Today, Montana Governor Steve Bullock signed SB 405 into law, making Montana the 29th state in the country to expand health coverage for low-income residents through Medicaid expansion.
Thanks to this bill, up to 70,000 Montana residents who are currently uninsured will be eligible for quality, affordable health coverage for the first time. It’s a big victory for Montana families and communities. But it didn’t come without a fight.
To an outside observer, the odds may not have looked good going into the 2015 legislative session. Medicaid expansion had already failed to clear the Montana Legislature once before. And the Montana chapter of Americans for Prosperity (AFP is the flagship organization in the Koch network) was throwing all its weight behind ginning up opposition and trying to scare moderate lawmakers away from the negotiating table.
But the Healthy Montana Campaign, a statewide coalition of 10 core partner organizations working in support of Medicaid expansion, was undeterred. Through three years of disciplined organizing, the coalition sent a clear message: when it comes to quality, affordable health care, we’re in it to win it.

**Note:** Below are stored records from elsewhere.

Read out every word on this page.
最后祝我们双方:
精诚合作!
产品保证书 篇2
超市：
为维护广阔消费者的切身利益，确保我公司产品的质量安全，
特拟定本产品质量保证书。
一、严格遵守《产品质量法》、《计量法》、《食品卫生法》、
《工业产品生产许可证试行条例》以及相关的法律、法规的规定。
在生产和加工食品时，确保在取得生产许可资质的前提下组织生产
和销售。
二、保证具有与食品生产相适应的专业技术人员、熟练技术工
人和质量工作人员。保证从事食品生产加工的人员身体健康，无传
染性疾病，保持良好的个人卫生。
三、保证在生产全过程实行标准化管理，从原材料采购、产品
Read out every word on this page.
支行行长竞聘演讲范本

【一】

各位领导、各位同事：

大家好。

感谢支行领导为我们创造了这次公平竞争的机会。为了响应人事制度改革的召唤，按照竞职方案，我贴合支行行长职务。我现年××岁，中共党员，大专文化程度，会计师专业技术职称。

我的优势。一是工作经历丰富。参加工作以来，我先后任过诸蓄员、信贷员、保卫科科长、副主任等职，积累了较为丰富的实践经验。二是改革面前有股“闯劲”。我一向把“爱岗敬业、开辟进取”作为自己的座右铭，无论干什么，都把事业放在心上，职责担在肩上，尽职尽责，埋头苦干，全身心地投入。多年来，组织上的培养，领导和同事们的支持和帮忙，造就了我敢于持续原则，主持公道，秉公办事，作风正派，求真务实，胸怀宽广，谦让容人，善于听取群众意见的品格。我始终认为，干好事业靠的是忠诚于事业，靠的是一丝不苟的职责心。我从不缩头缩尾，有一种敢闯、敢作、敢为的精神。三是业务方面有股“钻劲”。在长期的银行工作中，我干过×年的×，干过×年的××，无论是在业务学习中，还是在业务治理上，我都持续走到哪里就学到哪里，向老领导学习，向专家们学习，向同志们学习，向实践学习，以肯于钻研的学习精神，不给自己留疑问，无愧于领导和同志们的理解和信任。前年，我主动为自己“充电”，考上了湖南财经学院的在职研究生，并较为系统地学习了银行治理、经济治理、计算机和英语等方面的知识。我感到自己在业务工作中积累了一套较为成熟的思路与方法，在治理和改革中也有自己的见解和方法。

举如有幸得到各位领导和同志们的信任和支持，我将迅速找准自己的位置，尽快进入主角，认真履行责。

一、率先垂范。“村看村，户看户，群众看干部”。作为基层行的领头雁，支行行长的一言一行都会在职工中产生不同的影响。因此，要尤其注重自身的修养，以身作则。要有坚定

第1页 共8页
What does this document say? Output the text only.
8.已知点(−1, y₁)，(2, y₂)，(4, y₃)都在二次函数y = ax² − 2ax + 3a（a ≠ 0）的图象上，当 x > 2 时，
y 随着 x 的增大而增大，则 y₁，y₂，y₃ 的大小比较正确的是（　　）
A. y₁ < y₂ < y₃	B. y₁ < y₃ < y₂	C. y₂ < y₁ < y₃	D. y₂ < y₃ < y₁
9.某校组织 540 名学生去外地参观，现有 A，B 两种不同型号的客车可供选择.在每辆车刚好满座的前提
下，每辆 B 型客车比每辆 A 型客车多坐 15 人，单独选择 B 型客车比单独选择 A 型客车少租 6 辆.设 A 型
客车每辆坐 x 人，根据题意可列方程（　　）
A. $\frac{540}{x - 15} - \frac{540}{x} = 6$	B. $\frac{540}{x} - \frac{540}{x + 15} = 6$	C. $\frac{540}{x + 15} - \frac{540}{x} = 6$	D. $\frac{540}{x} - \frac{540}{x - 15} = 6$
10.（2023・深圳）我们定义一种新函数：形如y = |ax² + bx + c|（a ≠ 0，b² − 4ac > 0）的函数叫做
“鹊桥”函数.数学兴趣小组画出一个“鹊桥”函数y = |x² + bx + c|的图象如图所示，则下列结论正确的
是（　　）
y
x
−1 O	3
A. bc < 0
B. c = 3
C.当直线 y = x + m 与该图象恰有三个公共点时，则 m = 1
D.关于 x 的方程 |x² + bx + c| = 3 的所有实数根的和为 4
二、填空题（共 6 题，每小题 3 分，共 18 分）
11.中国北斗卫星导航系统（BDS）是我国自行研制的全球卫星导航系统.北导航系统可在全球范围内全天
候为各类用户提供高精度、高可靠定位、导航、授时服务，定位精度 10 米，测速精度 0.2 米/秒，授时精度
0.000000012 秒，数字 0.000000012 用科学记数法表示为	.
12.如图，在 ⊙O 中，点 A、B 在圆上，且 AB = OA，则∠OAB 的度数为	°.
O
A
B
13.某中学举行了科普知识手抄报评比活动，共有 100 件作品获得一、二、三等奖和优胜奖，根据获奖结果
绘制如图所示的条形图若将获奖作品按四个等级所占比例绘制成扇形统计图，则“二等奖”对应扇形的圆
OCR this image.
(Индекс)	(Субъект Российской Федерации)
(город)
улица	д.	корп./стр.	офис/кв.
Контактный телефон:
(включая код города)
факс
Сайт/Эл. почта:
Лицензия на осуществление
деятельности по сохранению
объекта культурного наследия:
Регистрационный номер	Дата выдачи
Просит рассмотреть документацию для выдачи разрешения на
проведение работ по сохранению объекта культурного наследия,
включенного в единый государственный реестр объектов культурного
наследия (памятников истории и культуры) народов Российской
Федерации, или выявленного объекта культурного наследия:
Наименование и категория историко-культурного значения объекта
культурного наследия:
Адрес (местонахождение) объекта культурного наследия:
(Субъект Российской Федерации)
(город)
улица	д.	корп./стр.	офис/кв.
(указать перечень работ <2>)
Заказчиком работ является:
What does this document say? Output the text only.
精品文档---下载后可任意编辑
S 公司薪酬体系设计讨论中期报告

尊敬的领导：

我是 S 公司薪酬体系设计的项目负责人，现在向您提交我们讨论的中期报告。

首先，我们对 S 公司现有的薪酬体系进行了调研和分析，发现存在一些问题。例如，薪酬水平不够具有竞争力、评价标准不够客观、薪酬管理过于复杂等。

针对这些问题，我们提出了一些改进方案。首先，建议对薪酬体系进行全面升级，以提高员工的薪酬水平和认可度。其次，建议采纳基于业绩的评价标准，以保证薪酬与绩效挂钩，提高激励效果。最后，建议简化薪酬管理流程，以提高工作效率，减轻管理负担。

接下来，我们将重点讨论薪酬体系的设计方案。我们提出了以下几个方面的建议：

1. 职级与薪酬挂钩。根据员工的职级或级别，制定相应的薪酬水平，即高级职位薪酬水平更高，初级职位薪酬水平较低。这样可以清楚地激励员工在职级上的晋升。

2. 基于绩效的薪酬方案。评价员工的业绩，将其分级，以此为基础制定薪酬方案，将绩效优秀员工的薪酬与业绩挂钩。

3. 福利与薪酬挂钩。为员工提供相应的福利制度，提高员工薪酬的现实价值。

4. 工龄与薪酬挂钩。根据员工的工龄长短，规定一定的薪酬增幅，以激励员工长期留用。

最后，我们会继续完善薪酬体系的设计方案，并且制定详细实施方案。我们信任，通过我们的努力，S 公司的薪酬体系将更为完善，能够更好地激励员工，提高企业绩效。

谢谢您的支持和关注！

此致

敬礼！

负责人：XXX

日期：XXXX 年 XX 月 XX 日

And that’s exactly what they did.
The Montana Organizing Project (MOP), an affiliate of the Alliance for a Just Society, played an integral role in the organizing that made this victory possible, mobilizing its base of members and leaders across the state, including in rural and eastern Montana, to join the fight.
MOP and HMC partners knew it would require a large-scale grassroots effort to overcome the Koch money on the other side. So they started early. And never quit.
In 2014, when MOP ran a nonpartisan civic engagement project focusing on low-income women voters that logged 19,000 phone calls, 3,500 doors knocked, and more than 3,000 “I pledge to vote” cards. They not only boosted turnout in their target universe – they also built a list of Medicaid expansion supporters, and prepared those supporters to take action.
As the 2015 session got underway, MOP mobilized its supporters to turn out at rallies, testify at legislative hearings, make calls to key legislators, and write letters to the editor.
Leaders in the Campaign expected an onslaught of opposition from Americans for Prosperity. But at the first legislative hearing, the Healthy Montana Campaign rallied 250 supporters, including businesses and statewide organizations. Americans for Prosperity turned out fewer than a dozen people in opposition.
Through this show of strength in numbers, partners in the HMC highlighted the difference between their grassroots support from Montana families and AFP’s astroturf opposition.
That set the tone for the debates to follow. And when AFP tried to run town hall meetings in the home districts of swing legislators to drum up opposition, they got out-smarted and out-organized: the targeted legislators showed up, won the crowds over, and turned them against AFP.
The final deal on Medicaid expansion in Montana isn’t perfect. It includes some provisions the HMC strongly opposed – like mandatory premiums (up to 2 percent of the recipient’s income), a co-pay of up to 3 percent, the ability to remove people who earn above 100 percent of the poverty level and fail to pay their premiums from the program, and a sunset provision.
But the Campaign won on its two most important goals: making sure the final deal accepts all of the federal funding available for Montana, and ensuring that everyone earning up to 138 percent of the poverty level (about $16,000 for a single person) will be eligible. That means up to 70,000 low-income Montanans who’ve had nowhere to turn will be eligible for quality, affordable health coverage thanks to Medicaid expansion.
The passage of Medicaid expansion will also help small, rural hospitals across Montana – hospitals that may otherwise have faced closure due to funding shortfalls – to remain solvent, preserving access to health care for rural communities and preserving good-paying health care jobs in those communities.
The work for quality, affordable health care in Montana isn’t over, of course. While today’s signing of Medicaid expansion is a great stride in expanding health coverage, there’s still a lot of work to do to make sure getting health coverage translates into getting health care, especially for women, Native Americans, and rural residents. MOP and the HMC partners look forward to engaging in the Waiver process to ensure that as many Montanans as possible get covered and get on the path to quality care.
There’s a lot more organizing and more fights ahead to make health care reform fulfill the promise of eliminating race and gender-based disparities in health access and outcomes in Montana. The Montana Organizing Project will be in the thick of that work.